Six years and two weeks ago, I moved to America after a lonely childhood in a working-class town in rural Australia, so far from the world that it took three months for the “Teen Vogue” magazines I obsessed over to reach us.
A week ago, I ate a Vegemite and cheese sandwich on a plane headed to New York.
There: That’s a sentence I never thought I’d write. A sentence that felt impossible, long before Lin-Manuel Miranda stood onstage at the White House and, opening with the now-famous words “… It’s a concept album about someone who I think embodies hip hop: Treasury Secretary Alexander Hamilton,” started changing the limits of what we define as impossible.
Increasingly, my life is full of sentences I never thought I’d write, things I’d thought were completely impossible: I live in America. I went to New York — just for a weekend. Just to see a musical.
And yet, here they are. Here I am.
But before I tell the story of how “Hamilton” tells mine, let me note: I can turn to any channel or stage to find entirely white families, colleges, and towns that look like me, even if we don’t share the same story. It is paramount we do not stop talking about the power of the representation of people of color in “Hamilton,” whose bodies and stories have been silenced so consistently and violently in the grander American narrative.
Having started working as a shop clerk at age 12 and having left for America at 15 to get an education, reading everything I could get my hands on, making a proper group of friends for the first time, and writing essays that earned me a full scholarship at a good college, “Hamilton” meant a lot. Having grown up with a single mother, in a house that only ever had one room heated in the winter because any more was too expensive, on a mostly-deserted desert island in the middle of the South Pacific — well, getting to see someone else’s story, a story in its early stages not entirely unlike mine, was a big deal.
And getting to see that show on Broadway, in New York — even though it meant working two jobs for months and taking out an extra loan and selling half my possessions to pay for a ticket — the last day Leslie Odom Jr. played Aaron Burr, Phillipa Soo played Eliza Hamilton, and Lin-Manuel Miranda played Hamilton himself?
It was a really big deal.
Saturday came and 500+ people waited outside the sidewalk of the Richard Rodgers Theatre, queueing eight people deep just for the chance to get a glimpse of Miranda, Daveed Diggs, Anthony Ramos — anyone. A young woman near me said she’d been there since dawn on Friday morning.
Half a dozen cops tried to control the crowd. Two fans were drawing a portrait of Miranda across the street in chalk on a 10-by-4 blackboard they’d brought just for this purpose. The queue started to move, and in a blur of nerves and with a shaking hand, my ticket scanned — another shock of surreal joy in a huge weekend of it. Even though I’d bought it and paid for it and it really was a proper ticket, I fully expected to be turned away for no other reason than things like this don’t happen to kids who grew up in tiny isolated towns and worked full-time alongside their junior year of college to support themselves and their single mothers.
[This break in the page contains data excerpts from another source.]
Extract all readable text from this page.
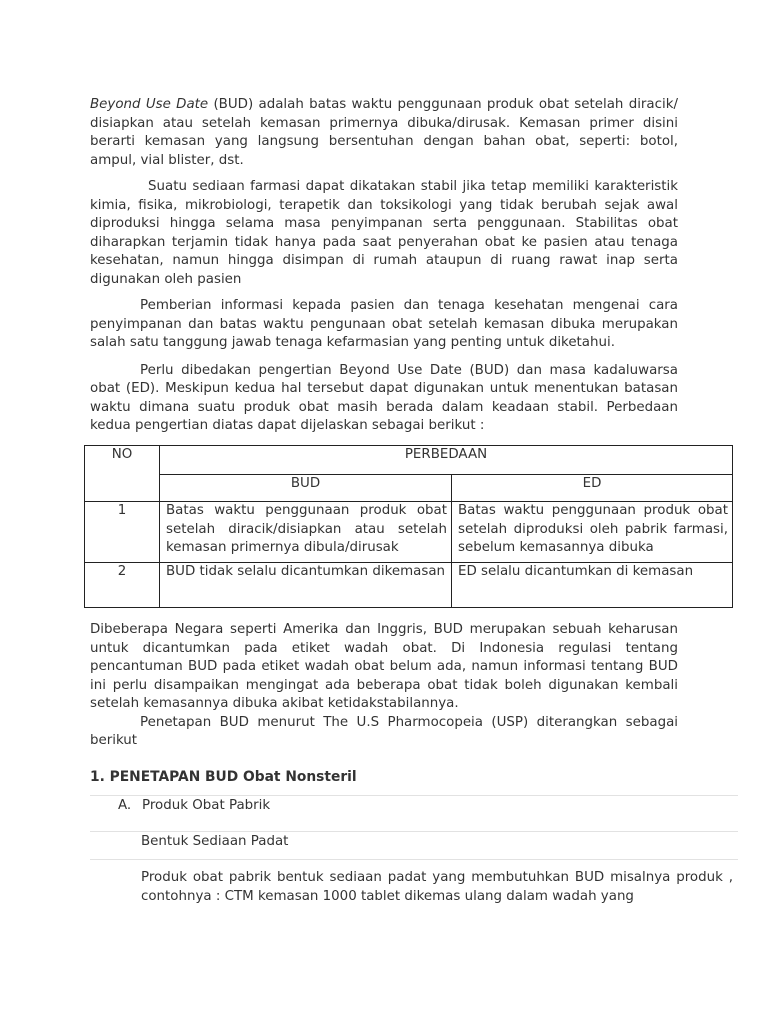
Beyond Use Date (BUD) adalah batas waktu penggunaan produk obat setelah diracik/ disiapkan atau setelah kemasan primernya dibuka/dirusak. Kemasan primer disini berarti kemasan yang langsung bersentuhan dengan bahan obat, seperti: botol, ampul, vial blister, dst.

Suatu sediaan farmasi dapat dikatakan stabil jika tetap memiliki karakteristik kimia, fisika, mikrobiologi, terapetik dan toksikologi yang tidak berubah sejak awal diproduksi hingga selama masa penyimpanan serta penggunaan. Stabilitas obat diharapkan terjamin tidak hanya pada saat penyerahan obat ke pasien atau tenaga kesehatan, namun hingga disimpan di rumah ataupun di ruang rawat inap serta digunakan oleh pasien

Pemberian informasi kepada pasien dan tenaga kesehatan mengenai cara penyimpanan dan batas waktu pengunaan obat setelah kemasan dibuka merupakan salah satu tanggung jawab tenaga kefarmasian yang penting untuk diketahui.

Perlu dibedakan pengertian Beyond Use Date (BUD) dan masa kadaluwarsa obat (ED). Meskipun kedua hal tersebut dapat digunakan untuk menentukan batasan waktu dimana suatu produk obat masih berada dalam keadaan stabil. Perbedaan kedua pengertian diatas dapat dijelaskan sebagai berikut :

NO	PERBEDAAN	
	BUD	ED
1	Batas waktu penggunaan produk obat setelah diracik/disiapkan atau setelah kemasan primernya dibula/dirusak	Batas waktu penggunaan produk obat setelah diproduksi oleh pabrik farmasi, sebelum kemasannya dibuka
2	BUD tidak selalu dicantumkan dikemasan	ED selalu dicantumkan di kemasan

Dibeberapa Negara seperti Amerika dan Inggris, BUD merupakan sebuah keharusan untuk dicantumkan pada etiket wadah obat. Di Indonesia regulasi tentang pencantuman BUD pada etiket wadah obat belum ada, namun informasi tentang BUD ini perlu disampaikan mengingat ada beberapa obat tidak boleh digunakan kembali setelah kemasannya dibuka akibat ketidakstabilannya.

Penetapan BUD menurut The U.S Pharmocopeia (USP) diterangkan sebagai berikut

1. PENETAPAN BUD Obat Nonsteril
A. Produk Obat Pabrik
Bentuk Sediaan Padat

Produk obat pabrik bentuk sediaan padat yang membutuhkan BUD misalnya produk , contohnya : CTM kemasan 1000 tablet dikemas ulang dalam wadah yang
I’d only told a few friends I was going to New York because when I’d gotten to the airport at 5 AM the day before, I’d expected to be turned away at the gate for all the same reasons, and I didn’t want to have to face the embarrassment of explaining to everyone that it hadn’t worked out. But to my continuing surprise, they let me through security, through the gate — and finally, through the theatre doors.
The next day, a good friend and I boarded a ferry for Staten Island, watching the Brooklyn Bridge slip past us as we slowly made our way into the Upper Bay.
I ate a $1.20 can of cold black beans for dinner as we looked back at Manhattan. As we sailed past the Statue of Liberty, we talked about how much we loved our mothers, and how we felt growing up with very little had actually given us a lot: our resilience, our ambition, our empathy. Ourselves.
Getting closer to the famous symbol of hope, I realized the fact that the Statue of Liberty is holding the torch in one hand and some writing in the other is a pretty important detail, actually: there are so many of us like her, moving forward with some words and our ambition burning like a torch to light the way. It feels like Miranda understands it, the way he puts it down in words and sings it — the first time I’d heard a story so close to mine reflected in someone else’s. We wrote our way out.